Xavier Bettel, ministre luxembourgeois des Affaires étrangères, devra s’expliquer devant la Chambre des députés dans les prochains jours. Une convocation exceptionnelle, initiée par le parti déi Lénk (La Gauche), fait suite à sa décision controversée de bloquer des sanctions européennes contre le Rwanda, accusé de soutenir l’offensive armée du groupe M23 en République démocratique du Congo (RDC). Cette audition publique, réclamée via une « question élargie » déposée au Parlement, vise à clarifier une position jugée « incohérente » avec les valeurs affichées par le Luxembourg.

« Au nom du business, notre gouvernement tolère le mépris du droit international par son pays partenaire, le Rwanda », a dénoncé David Wagner, député de déi Lénk, à l’origine de la demande.
La colère des opposants politiques et de la société civile porte sur deux fronts :
Le blocage des sanctions : En s’opposant à des mesures ciblées contre Kigali, Xavier Bettel a rompu avec le consensus majoritaire au sein du Conseil des Affaires étrangères de l’UE. Une décision d’autant plus surprenante que le Luxembourg a historiquement refusé le recours au droit de veto, privilégiant les votes à la majorité qualifiée pour préserver l’unité européenne.
Les intérêts économiques en jeu : Le Rwanda, partenaire commercial du Luxembourg dans les secteurs financier et logistique, est suspecté d’avoir influencé cette position. « Prioriser les profits au détriment des principes, c’est saper la crédibilité de l’UE dans la résolution des conflits africains », a insisté David Wagner.
Le parti déi Lénk réitère par ailleurs sa demande de suspension immédiate de la coopération avec le Rwanda, formulée dans une motion adoptée par le Parlement luxembourgeois le 12 février 2025. Ce texte exigeait un gel des partenariats tant que Kigali « poursuit son agression illégale contre la RDC ».
« Notre gouvernement ignore sa propre motion. Comment justifier ce double discours ? », interroge David Wagner, soulignant que le Luxembourg finance des projets de développement au Rwanda malgré les accusations de violations des droits humains.
Cette convocation inédite de Xavier Bettel dépasse le cadre national.
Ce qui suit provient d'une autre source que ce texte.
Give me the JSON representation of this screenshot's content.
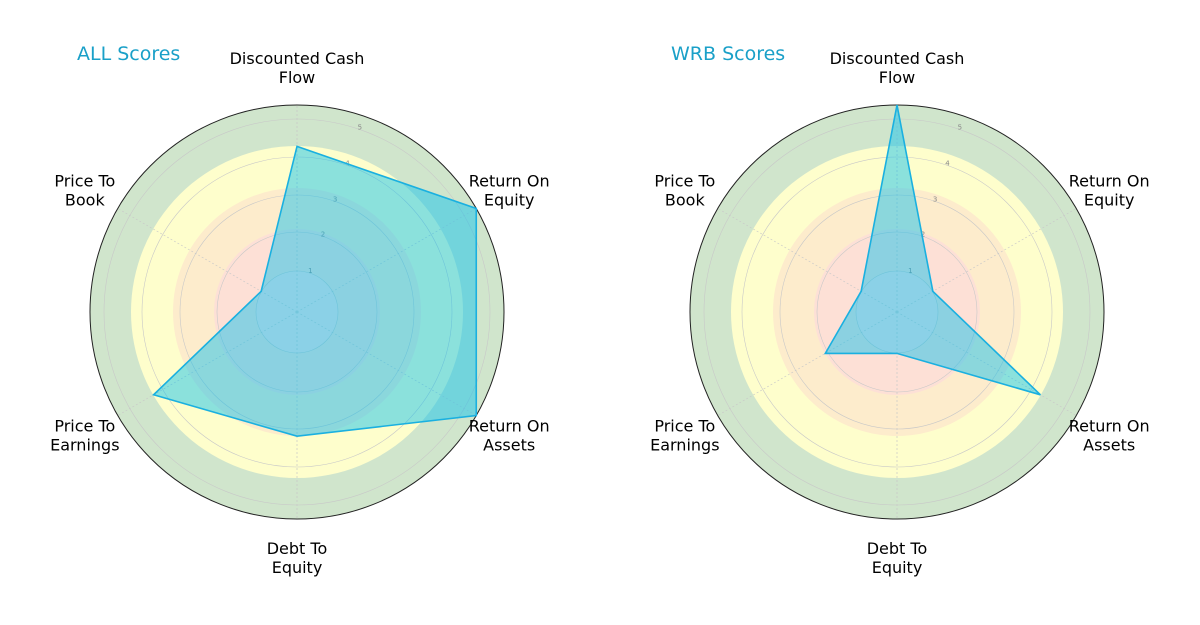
{
  "colors": {
    "title": "#1aa0c8",
    "series_fill": "#00bfef",
    "series_stroke": "#1ab0e0",
    "ring_5": "#d0e5cc",
    "ring_4": "#fefecc",
    "ring_3": "#fdeccc",
    "ring_2": "#fde0d6",
    "ring_1": "#fde0e0",
    "outline": "#222222",
    "grid": "#c8c8c8"
  },
  "chart_data": [
    {
      "type": "radar",
      "title": "ALL Scores",
      "axes": [
        "Discounted Cash Flow",
        "Return On Equity",
        "Return On Assets",
        "Debt To Equity",
        "Price To Earnings",
        "Price To Book"
      ],
      "axis_label_lines": [
        [
          "Discounted Cash",
          "Flow"
        ],
        [
          "Return On",
          "Equity"
        ],
        [
          "Return On",
          "Assets"
        ],
        [
          "Debt To",
          "Equity"
        ],
        [
          "Price To",
          "Earnings"
        ],
        [
          "Price To",
          "Book"
        ]
      ],
      "radial_ticks": [
        "1",
        "2",
        "3",
        "4",
        "5"
      ],
      "rlim": [
        0,
        5
      ],
      "series": [
        {
          "values": [
            4,
            5,
            5,
            3,
            4,
            1
          ]
        }
      ]
    },
    {
      "type": "radar",
      "title": "WRB Scores",
      "axes": [
        "Discounted Cash Flow",
        "Return On Equity",
        "Return On Assets",
        "Debt To Equity",
        "Price To Earnings",
        "Price To Book"
      ],
      "axis_label_lines": [
        [
          "Discounted Cash",
          "Flow"
        ],
        [
          "Return On",
          "Equity"
        ],
        [
          "Return On",
          "Assets"
        ],
        [
          "Debt To",
          "Equity"
        ],
        [
          "Price To",
          "Earnings"
        ],
        [
          "Price To",
          "Book"
        ]
      ],
      "radial_ticks": [
        "1",
        "2",
        "3",
        "4",
        "5"
      ],
      "rlim": [
        0,
        5
      ],
      "series": [
        {
          "values": [
            5,
            1,
            4,
            1,
            2,
            1
          ]
        }
      ]
    }
  ]
}
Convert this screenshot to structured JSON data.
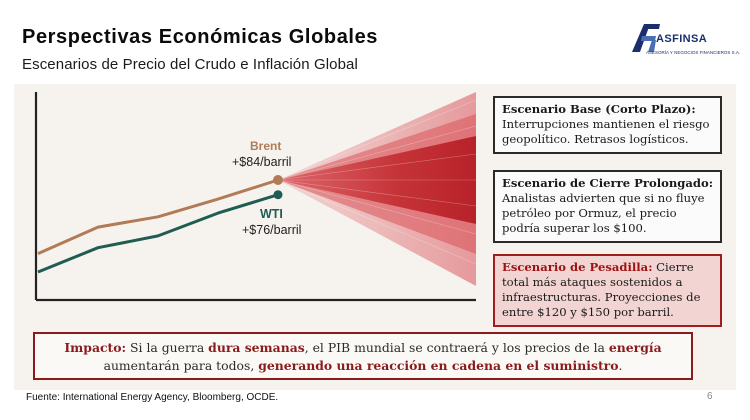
{
  "slide": {
    "title": "Perspectivas Económicas Globales",
    "subtitle": "Escenarios de Precio del Crudo e Inflación Global",
    "page_number": "6",
    "source": "Fuente: International Energy Agency, Bloomberg, OCDE."
  },
  "logo": {
    "mark": "AF",
    "name": "ASFINSA",
    "tagline": "ASESORÍA Y NEGOCIOS FINANCIEROS S.A."
  },
  "chart": {
    "brent_label": "Brent",
    "brent_price": "+$84/barril",
    "wti_label": "WTI",
    "wti_price": "+$76/barril",
    "colors": {
      "brent": "#b27b57",
      "wti": "#1f5c51",
      "cone": "#c0262b"
    }
  },
  "chart_data": {
    "type": "line",
    "title": "",
    "xlabel": "",
    "ylabel": "",
    "series": [
      {
        "name": "Brent",
        "values": [
          0,
          0.36,
          0.5,
          0.74,
          1.0
        ]
      },
      {
        "name": "WTI",
        "values": [
          -0.25,
          0.08,
          0.24,
          0.55,
          0.8
        ]
      }
    ],
    "annotations": [
      "Brent +$84/barril",
      "WTI +$76/barril"
    ]
  },
  "scenarios": [
    {
      "title": "Escenario Base (Corto Plazo):",
      "body": " Interrupciones mantienen el riesgo geopolítico. Retrasos logísticos."
    },
    {
      "title": "Escenario de Cierre Prolongado:",
      "body": " Analistas advierten que si no fluye petróleo por Ormuz, el precio podría superar los $100."
    },
    {
      "title": "Escenario de Pesadilla:",
      "body": " Cierre total más ataques sostenidos a infraestructuras. Proyecciones de entre $120 y $150 por barril."
    }
  ],
  "impact": {
    "label": "Impacto:",
    "t1": " Si la guerra ",
    "h1": "dura semanas",
    "t2": ", el PIB mundial se contraerá y los precios de la ",
    "h2": "energía",
    "t3": " aumentarán para todos, ",
    "h3": "generando una reacción en cadena en el suministro",
    "t4": "."
  }
}
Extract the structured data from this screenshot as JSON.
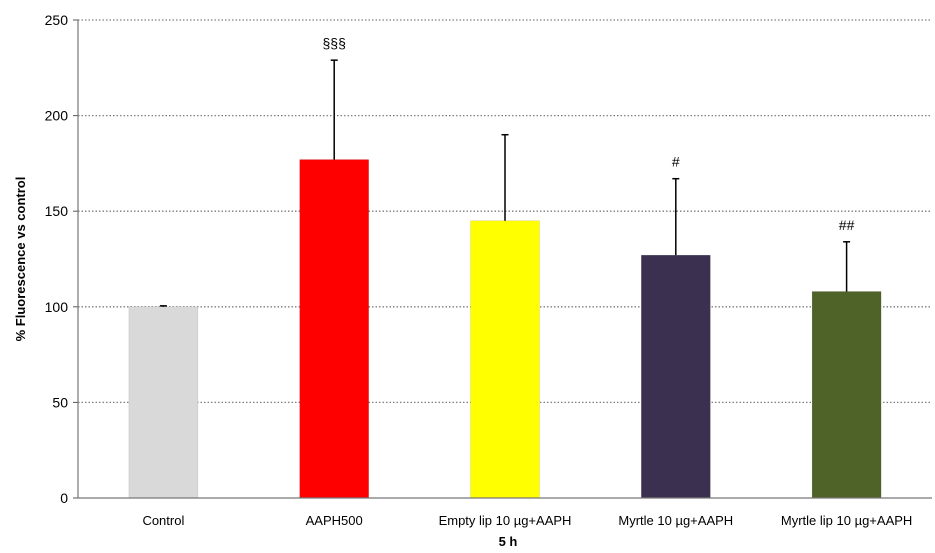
{
  "chart_data": {
    "type": "bar",
    "title": "",
    "xlabel": "5 h",
    "ylabel": "% Fluorescence vs control",
    "ylim": [
      0,
      250
    ],
    "yticks": [
      0,
      50,
      100,
      150,
      200,
      250
    ],
    "grid": "horizontal-dotted",
    "categories": [
      "Control",
      "AAPH500",
      "Empty lip 10 µg+AAPH",
      "Myrtle 10 µg+AAPH",
      "Myrtle lip 10 µg+AAPH"
    ],
    "values": [
      100,
      177,
      145,
      127,
      108
    ],
    "errors": [
      0.5,
      52,
      45,
      40,
      26
    ],
    "annotations": [
      "",
      "§§§",
      "",
      "#",
      "##"
    ],
    "colors": [
      "#d9d9d9",
      "#ff0000",
      "#ffff00",
      "#3b3050",
      "#4f6228"
    ]
  }
}
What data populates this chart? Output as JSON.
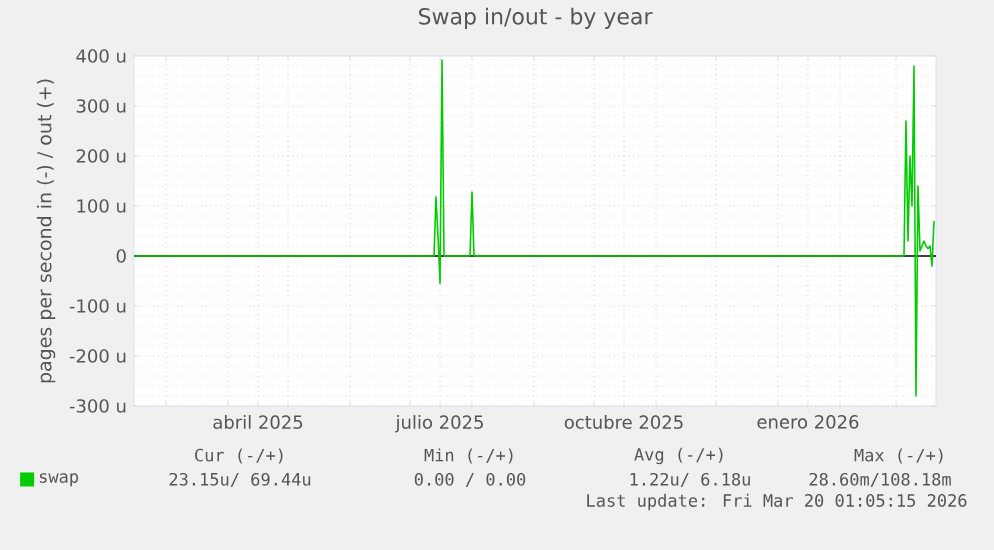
{
  "chart_data": {
    "type": "line",
    "title": "Swap in/out - by year",
    "ylabel": "pages per second in (-) / out (+)",
    "xlim": [
      "2025-02-13",
      "2026-03-21"
    ],
    "ylim": [
      -300,
      400
    ],
    "xticks": [
      {
        "value": "2025-03-01",
        "label": null
      },
      {
        "value": "2025-04-01",
        "label": null
      },
      {
        "value": "2025-04-16",
        "label": "abril 2025"
      },
      {
        "value": "2025-05-01",
        "label": null
      },
      {
        "value": "2025-06-01",
        "label": null
      },
      {
        "value": "2025-07-01",
        "label": null
      },
      {
        "value": "2025-07-16",
        "label": "julio 2025"
      },
      {
        "value": "2025-08-01",
        "label": null
      },
      {
        "value": "2025-09-01",
        "label": null
      },
      {
        "value": "2025-10-01",
        "label": null
      },
      {
        "value": "2025-10-16",
        "label": "octubre 2025"
      },
      {
        "value": "2025-11-01",
        "label": null
      },
      {
        "value": "2025-12-01",
        "label": null
      },
      {
        "value": "2026-01-01",
        "label": null
      },
      {
        "value": "2026-01-16",
        "label": "enero 2026"
      },
      {
        "value": "2026-02-01",
        "label": null
      },
      {
        "value": "2026-03-01",
        "label": null
      }
    ],
    "yticks": [
      {
        "value": -300,
        "label": "-300 u"
      },
      {
        "value": -200,
        "label": "-200 u"
      },
      {
        "value": -100,
        "label": "-100 u"
      },
      {
        "value": 0,
        "label": "0"
      },
      {
        "value": 100,
        "label": "100 u"
      },
      {
        "value": 200,
        "label": "200 u"
      },
      {
        "value": 300,
        "label": "300 u"
      },
      {
        "value": 400,
        "label": "400 u"
      }
    ],
    "grid": true,
    "legend": "bottom",
    "ref_lines": [
      {
        "axis": "y",
        "value": 0,
        "color": "#000000"
      }
    ],
    "series": [
      {
        "name": "swap",
        "color": "#00cc00",
        "x": [
          "2025-02-13",
          "2025-07-13",
          "2025-07-14",
          "2025-07-15",
          "2025-07-16",
          "2025-07-17",
          "2025-07-18",
          "2025-07-31",
          "2025-08-01",
          "2025-08-02",
          "2026-03-05",
          "2026-03-06",
          "2026-03-07",
          "2026-03-08",
          "2026-03-09",
          "2026-03-10",
          "2026-03-11",
          "2026-03-12",
          "2026-03-13",
          "2026-03-15",
          "2026-03-16",
          "2026-03-17",
          "2026-03-18",
          "2026-03-19",
          "2026-03-20"
        ],
        "values": [
          0,
          0,
          118,
          40,
          -55,
          392,
          0,
          0,
          128,
          0,
          0,
          270,
          30,
          200,
          100,
          380,
          -280,
          140,
          10,
          30,
          20,
          15,
          20,
          -20,
          70
        ]
      }
    ],
    "annotations": [
      "Cur (-/+)",
      "Min (-/+)",
      "Avg (-/+)",
      "Max (-/+)",
      "23.15u/ 69.44u",
      "0.00 /  0.00",
      "1.22u/  6.18u",
      "28.60m/108.18m",
      "Last update: Fri Mar 20 01:05:15 2026"
    ]
  }
}
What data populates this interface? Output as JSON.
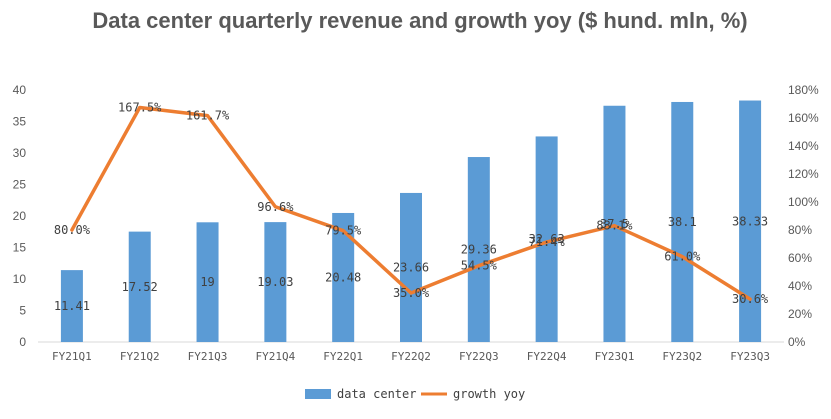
{
  "chart_data": {
    "type": "bar+line",
    "title": "Data center quarterly revenue and growth yoy ($ hund. mln, %)",
    "categories": [
      "FY21Q1",
      "FY21Q2",
      "FY21Q3",
      "FY21Q4",
      "FY22Q1",
      "FY22Q2",
      "FY22Q3",
      "FY22Q4",
      "FY23Q1",
      "FY23Q2",
      "FY23Q3"
    ],
    "series": [
      {
        "name": "data center",
        "type": "bar",
        "axis": "left",
        "color": "#5B9BD5",
        "values": [
          11.41,
          17.52,
          19,
          19.03,
          20.48,
          23.66,
          29.36,
          32.63,
          37.5,
          38.1,
          38.33
        ],
        "labels": [
          "11.41",
          "17.52",
          "19",
          "19.03",
          "20.48",
          "23.66",
          "29.36",
          "32.63",
          "37.5",
          "38.1",
          "38.33"
        ]
      },
      {
        "name": "growth yoy",
        "type": "line",
        "axis": "right",
        "color": "#ED7D31",
        "values": [
          80.0,
          167.5,
          161.7,
          96.6,
          79.5,
          35.0,
          54.5,
          71.4,
          83.1,
          61.0,
          30.6
        ],
        "labels": [
          "80.0%",
          "167.5%",
          "161.7%",
          "96.6%",
          "79.5%",
          "35.0%",
          "54.5%",
          "71.4%",
          "83.1%",
          "61.0%",
          "30.6%"
        ]
      }
    ],
    "y_left": {
      "min": 0,
      "max": 40,
      "step": 5,
      "ticks": [
        "0",
        "5",
        "10",
        "15",
        "20",
        "25",
        "30",
        "35",
        "40"
      ]
    },
    "y_right": {
      "min": 0,
      "max": 180,
      "step": 20,
      "ticks": [
        "0%",
        "20%",
        "40%",
        "60%",
        "80%",
        "100%",
        "120%",
        "140%",
        "160%",
        "180%"
      ]
    },
    "grid": false,
    "legend": {
      "position": "bottom",
      "items": [
        "data center",
        "growth yoy"
      ]
    }
  }
}
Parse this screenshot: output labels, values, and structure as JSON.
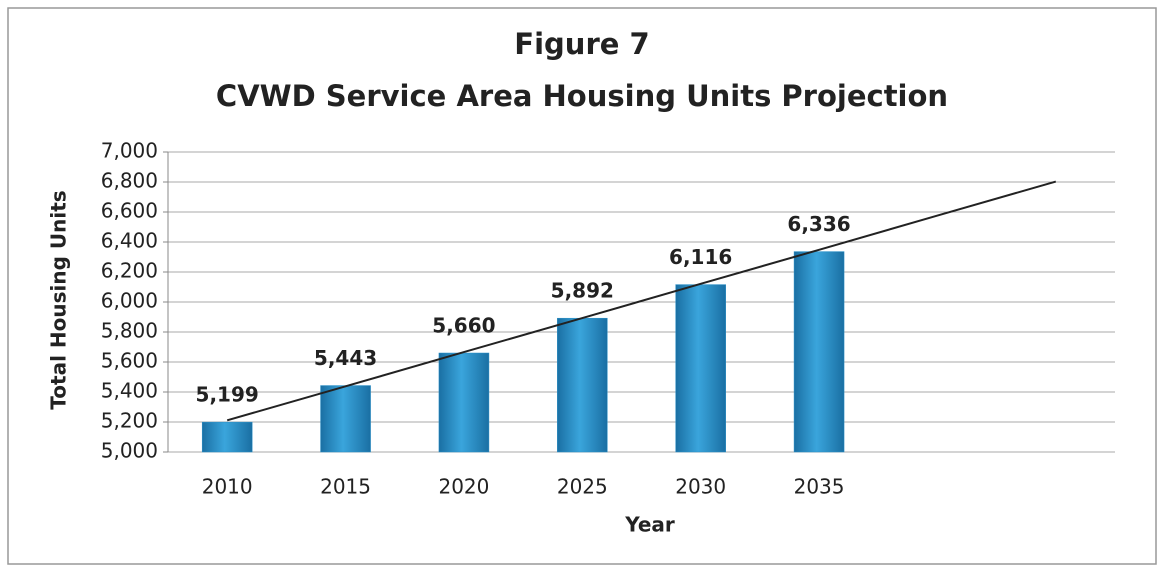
{
  "chart_data": {
    "type": "bar",
    "title": "Figure 7",
    "subtitle": "CVWD Service Area Housing Units Projection",
    "x_label": "Year",
    "y_label": "Total Housing Units",
    "categories": [
      "2010",
      "2015",
      "2020",
      "2025",
      "2030",
      "2035",
      null,
      null
    ],
    "values": [
      5199,
      5443,
      5660,
      5892,
      6116,
      6336,
      null,
      null
    ],
    "value_labels": [
      "5,199",
      "5,443",
      "5,660",
      "5,892",
      "6,116",
      "6,336",
      null,
      null
    ],
    "color": "#2a8fc7",
    "trend": {
      "values": [
        5211,
        5438,
        5666,
        5893,
        6121,
        6348,
        6576,
        6803
      ],
      "color": "#222222"
    },
    "ylim": [
      5000,
      7000
    ],
    "yticks": [
      {
        "value": 5000,
        "label": "5,000"
      },
      {
        "value": 5200,
        "label": "5,200"
      },
      {
        "value": 5400,
        "label": "5,400"
      },
      {
        "value": 5600,
        "label": "5,600"
      },
      {
        "value": 5800,
        "label": "5,800"
      },
      {
        "value": 6000,
        "label": "6,000"
      },
      {
        "value": 6200,
        "label": "6,200"
      },
      {
        "value": 6400,
        "label": "6,400"
      },
      {
        "value": 6600,
        "label": "6,600"
      },
      {
        "value": 6800,
        "label": "6,800"
      },
      {
        "value": 7000,
        "label": "7,000"
      }
    ],
    "grid": true
  }
}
Elle interroge la capacité de l’UE à parler d’une seule voix sur les dossiers sensibles, et rappelle que les petits États, malgré leur taille, ont un rôle pivot dans les équilibres diplomatiques. Dans un contexte où la RDC menace de saisir la Cour internationale de Justice (CIJ) pour « complicité d’agression », le Luxembourg devra choisir entre realpolitik économique et éthique internationale.